While global rating agencies have increased their African presence—Moody’s acquisition of GCR and S&P’s expanded South African footprint—he argued that sovereigns still need to strengthen investor relations, increase transparency, and reinforce monetary policy independence to correct persistent mispricing.

Africa’s Responsibility: Mobilising Domestic Capital

Access Bank’s Roosevelt Ogbonna agreed but stressed that Africa must also confront its internal constraints. The continent is home to significant pools of capital—pension funds, institutional assets, and cash-rich sectors—that often remain idle or are invested offshore.

Ogbonna argued that Africa will continue to pay the premium as long as it relies heavily on foreign markets for sovereign borrowing. Mobilising domestic capital, he said, would create resilience, deepen local markets, and reduce dependency on external credit ratings that tend to overstate risk.

Both leaders emphasised that African issuers have strong repayment track records and high recovery rates, with global project finance in Africa and the Middle East recovering up to 85%, the highest worldwide.

Beyond Defaults: The Battle Against Perception

ABSA Group CEO Kenny Fihla added that the issue extends beyond sovereigns. Because banks’ credit ratings are directly tied to their home countries, the perception premium cascades through entire economies—affecting businesses, consumers, and intra-African trade.

He argued that correcting the perception gap requires Africa to tackle internal obstacles that raise transaction costs, complicate capital mobility, and weaken investor confidence.

Geopolitics, Markets, and the Trump Factor

The conversation shifted to geopolitics after comments made by U.S. President Donald Trump about potential military involvement in Nigeria. While initial market reaction was volatile, Nigeria proceeded with its Eurobond issuance—ultimately raising over $12 billion in demand for a $2 billion offer, far exceeding expectations.

Ogbonna noted that markets responded not to political noise but to fundamentals: Nigeria’s currency reforms, energy policy shifts, and clearer monetary policy signalling since 2023. The episode highlighted investors’ ability to look beyond short-term geopolitical rhetoric when long-term economic reforms are credible.

Amid Global Turbulence, Africa’s Outlook Brightens

South African executives noted that economic forecasts for the region have steadily improved over the year. The IMF now expects:

• South Africa to grow at 1.2%
• The African continent at approximately 4.5%
• Kenya, Tanzania, and Egypt around 5%

They highlighted the growing diplomatic engagement between Africa and the global south—China–Africa forums, Gulf–Africa deals, and renewed U.S. and EU engagement—as indicators that Africa remains central to global economic strategy.

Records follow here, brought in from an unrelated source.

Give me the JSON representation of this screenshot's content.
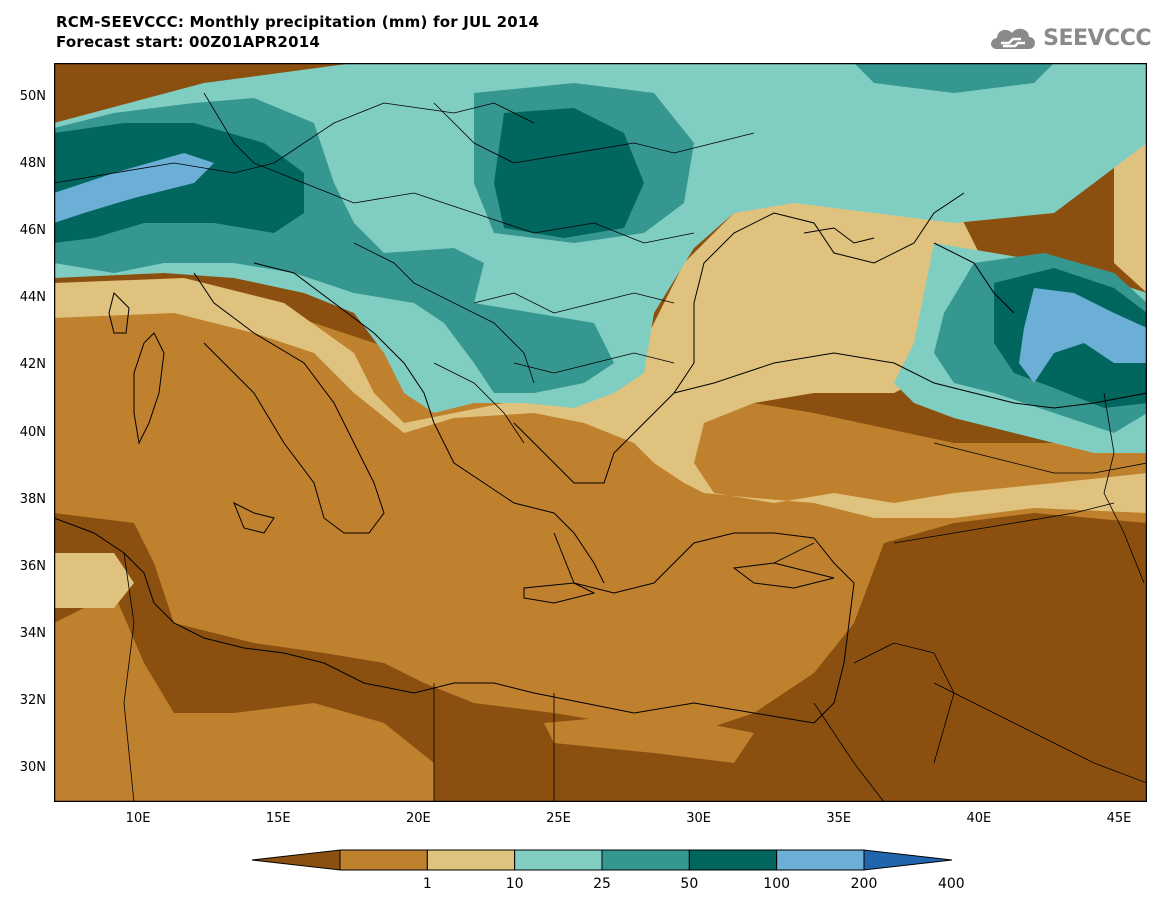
{
  "title": {
    "line1": "RCM-SEEVCCC: Monthly precipitation (mm) for JUL 2014",
    "line2": "Forecast start: 00Z01APR2014"
  },
  "logo": {
    "text": "SEEVCCC",
    "icon": "cloud-icon",
    "color": "#8a8a8a"
  },
  "map": {
    "lon_range": [
      7,
      46
    ],
    "lat_range": [
      29,
      51
    ],
    "lat_ticks": [
      "50N",
      "48N",
      "46N",
      "44N",
      "42N",
      "40N",
      "38N",
      "36N",
      "34N",
      "32N",
      "30N"
    ],
    "lon_ticks": [
      "10E",
      "15E",
      "20E",
      "25E",
      "30E",
      "35E",
      "40E",
      "45E"
    ]
  },
  "colorbar": {
    "colors": [
      "#8b5010",
      "#bf812d",
      "#dfc27d",
      "#80cdc1",
      "#35978f",
      "#01665e",
      "#6baed6",
      "#2166ac"
    ],
    "labels": [
      "1",
      "10",
      "25",
      "50",
      "100",
      "200",
      "400"
    ]
  }
}
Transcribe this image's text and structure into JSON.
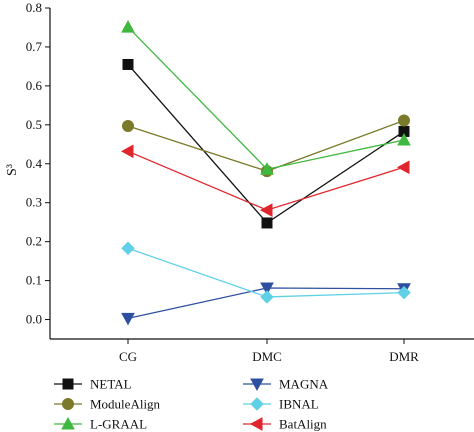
{
  "chart_data": {
    "type": "line",
    "categories": [
      "CG",
      "DMC",
      "DMR"
    ],
    "ylabel": "S³",
    "xlabel": "",
    "ylim": [
      -0.05,
      0.8
    ],
    "yticks": [
      0.0,
      0.1,
      0.2,
      0.3,
      0.4,
      0.5,
      0.6,
      0.7,
      0.8
    ],
    "ytick_labels": [
      "0.0",
      "0.1",
      "0.2",
      "0.3",
      "0.4",
      "0.5",
      "0.6",
      "0.7",
      "0.8"
    ],
    "grid": false,
    "legend_position": "bottom",
    "series": [
      {
        "name": "NETAL",
        "values": [
          0.655,
          0.248,
          0.483
        ],
        "color": "#111111",
        "marker": "square"
      },
      {
        "name": "ModuleAlign",
        "values": [
          0.497,
          0.381,
          0.511
        ],
        "color": "#7a7a2a",
        "marker": "circle"
      },
      {
        "name": "L-GRAAL",
        "values": [
          0.751,
          0.386,
          0.461
        ],
        "color": "#3fb83f",
        "marker": "triangle-up"
      },
      {
        "name": "MAGNA",
        "values": [
          0.003,
          0.081,
          0.079
        ],
        "color": "#2e4fa0",
        "marker": "triangle-down"
      },
      {
        "name": "IBNAL",
        "values": [
          0.183,
          0.058,
          0.069
        ],
        "color": "#5fd0e6",
        "marker": "diamond"
      },
      {
        "name": "BatAlign",
        "values": [
          0.432,
          0.281,
          0.391
        ],
        "color": "#e0262c",
        "marker": "triangle-left"
      }
    ]
  }
}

A New Era: African Banks Filling the Gap

With several Western institutions scaling back operations across Africa, indigenous banks are expanding.

Ogbonna noted that Access Bank has absorbed businesses from banks like Standard Chartered, BNP Paribas, and Société Générale, which are exiting select markets due to shrinking margins and rising compliance costs.

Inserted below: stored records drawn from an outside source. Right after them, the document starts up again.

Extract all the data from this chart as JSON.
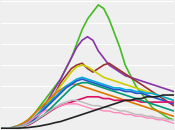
{
  "background": "#efefef",
  "grid_color": "#ffffff",
  "series": [
    {
      "color": "#44bb22",
      "lw": 1.2,
      "points": [
        0,
        0.1,
        0.3,
        0.8,
        1.5,
        2.5,
        4,
        6,
        8,
        10,
        12,
        14,
        17,
        20,
        24,
        28,
        31,
        33,
        35,
        34,
        31,
        27,
        23,
        18,
        15,
        12,
        10,
        8,
        6,
        5,
        4,
        3,
        2.5
      ]
    },
    {
      "color": "#8833aa",
      "lw": 1.2,
      "points": [
        0,
        0.1,
        0.2,
        0.5,
        1,
        2,
        3,
        4.5,
        6.5,
        9,
        11.5,
        14,
        17,
        20,
        23,
        25,
        26,
        25,
        22,
        20,
        18,
        17,
        16,
        15,
        14.5,
        14,
        13.5,
        13,
        12.5,
        12,
        11.5,
        11,
        10.5
      ]
    },
    {
      "color": "#993333",
      "lw": 1.2,
      "points": [
        0,
        0.1,
        0.2,
        0.4,
        0.8,
        1.5,
        2.5,
        4,
        5.5,
        7.5,
        10,
        13,
        15,
        17,
        18,
        18.5,
        17,
        16,
        17,
        18,
        18.5,
        17.5,
        16.5,
        15.5,
        14.5,
        13.5,
        12.5,
        11.5,
        10.5,
        9.5,
        8.5,
        7.5,
        6.5
      ]
    },
    {
      "color": "#cccc00",
      "lw": 1.2,
      "points": [
        0,
        0.1,
        0.2,
        0.5,
        1,
        1.8,
        3,
        4.5,
        6,
        8,
        10,
        12,
        14,
        16,
        17.5,
        18,
        17.5,
        16.5,
        15.5,
        14.5,
        14,
        13.5,
        13,
        12.5,
        12,
        11.5,
        11,
        10.5,
        10,
        9.5,
        9,
        8.5,
        8
      ]
    },
    {
      "color": "#dd7700",
      "lw": 1.2,
      "points": [
        0,
        0.1,
        0.3,
        0.8,
        1.5,
        2.5,
        4,
        5.5,
        7,
        8.5,
        10,
        11,
        12,
        12.5,
        12.5,
        12,
        11.5,
        11,
        10.5,
        10,
        9.5,
        9,
        8.5,
        8,
        7.5,
        7,
        6.5,
        6,
        5.5,
        5,
        4.5,
        4,
        3.5
      ]
    },
    {
      "color": "#00aadd",
      "lw": 1.2,
      "points": [
        0,
        0.1,
        0.2,
        0.5,
        1,
        1.8,
        3,
        4.5,
        6,
        7.5,
        9,
        10.5,
        12,
        13,
        14,
        14.5,
        14,
        13.5,
        13,
        12.5,
        12,
        11.5,
        11.5,
        11,
        11,
        10.5,
        10.5,
        10,
        10,
        9.5,
        9,
        8.5,
        8
      ]
    },
    {
      "color": "#2255cc",
      "lw": 1.2,
      "points": [
        0,
        0.1,
        0.2,
        0.4,
        0.8,
        1.5,
        2.5,
        4,
        5.5,
        7,
        8.5,
        10,
        11.5,
        12.5,
        13.5,
        14,
        13.5,
        13,
        12.5,
        12,
        11.5,
        11,
        11,
        10.5,
        10.5,
        10,
        10,
        9.5,
        9,
        8.5,
        8,
        7.5,
        7
      ]
    },
    {
      "color": "#dd1166",
      "lw": 1.2,
      "points": [
        0,
        0.1,
        0.1,
        0.3,
        0.6,
        1,
        1.8,
        2.8,
        3.8,
        4.8,
        5.8,
        6.5,
        7,
        7.5,
        8,
        8.5,
        9,
        9,
        9,
        8.5,
        8.5,
        8,
        8,
        8,
        8,
        8,
        7.5,
        7.5,
        7.5,
        7.5,
        7.5,
        7.5,
        7.5
      ]
    },
    {
      "color": "#ff88bb",
      "lw": 1.0,
      "points": [
        0,
        0.1,
        0.2,
        0.5,
        1,
        1.8,
        3,
        4,
        5,
        5.5,
        6,
        6.5,
        7,
        7,
        7,
        6.5,
        6,
        5.5,
        5.5,
        5,
        5,
        4.5,
        4.5,
        4,
        4,
        3.5,
        3.5,
        3,
        3,
        2.5,
        2.5,
        2,
        1.5
      ]
    },
    {
      "color": "#009977",
      "lw": 1.2,
      "points": [
        0,
        0.1,
        0.2,
        0.4,
        0.7,
        1.2,
        2,
        3,
        4,
        5.5,
        7,
        8.5,
        10,
        11.5,
        12.5,
        13,
        13,
        12.5,
        12,
        11.5,
        11,
        10.5,
        10,
        9.5,
        9,
        8.5,
        8,
        7.5,
        7,
        6.5,
        6,
        5.5,
        5
      ]
    },
    {
      "color": "#bbbbbb",
      "lw": 1.0,
      "points": [
        0,
        0.1,
        0.2,
        0.4,
        0.7,
        1.2,
        2,
        3,
        4,
        5,
        6,
        7,
        7.5,
        8,
        8,
        7.5,
        7,
        6.5,
        6.5,
        6,
        6,
        5.5,
        5,
        5,
        4.5,
        4,
        4,
        3.5,
        3.5,
        3,
        3,
        2.5,
        2.5
      ]
    },
    {
      "color": "#222222",
      "lw": 1.2,
      "points": [
        0,
        0,
        0.1,
        0.1,
        0.2,
        0.3,
        0.5,
        0.7,
        1,
        1.3,
        1.7,
        2,
        2.5,
        3,
        3.5,
        4,
        4.5,
        5,
        5.5,
        6,
        6.5,
        7,
        7.5,
        8,
        8,
        8.5,
        8.5,
        9,
        9,
        9,
        9.5,
        9.5,
        9.5
      ]
    }
  ],
  "xlim": [
    0,
    32
  ],
  "ylim": [
    0,
    36
  ],
  "n_gridlines": 7
}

African banks, he said, are more committed to offering full-service banking—retail, SME, corporate, and investment banking—rather than cherry-picking profitable segments. This deeper engagement allows them to drive local economic growth from within.

ABSA’s Strategic Pivot

Fihla confirmed that ABSA finalized its post-August strategic plan. The bank will:
• Reinforce client-focused differentiation across retail, business, and corporate banking.
• Reduce concentration risk by expanding outside South Africa into high-growth African markets.
• Accelerate modernization, improving efficiency and reducing cost-to-serve through technology transformation.

The strategy underscores a wider industry shift: African banks are increasingly regional, operationally leaner, and more aggressive in market expansion.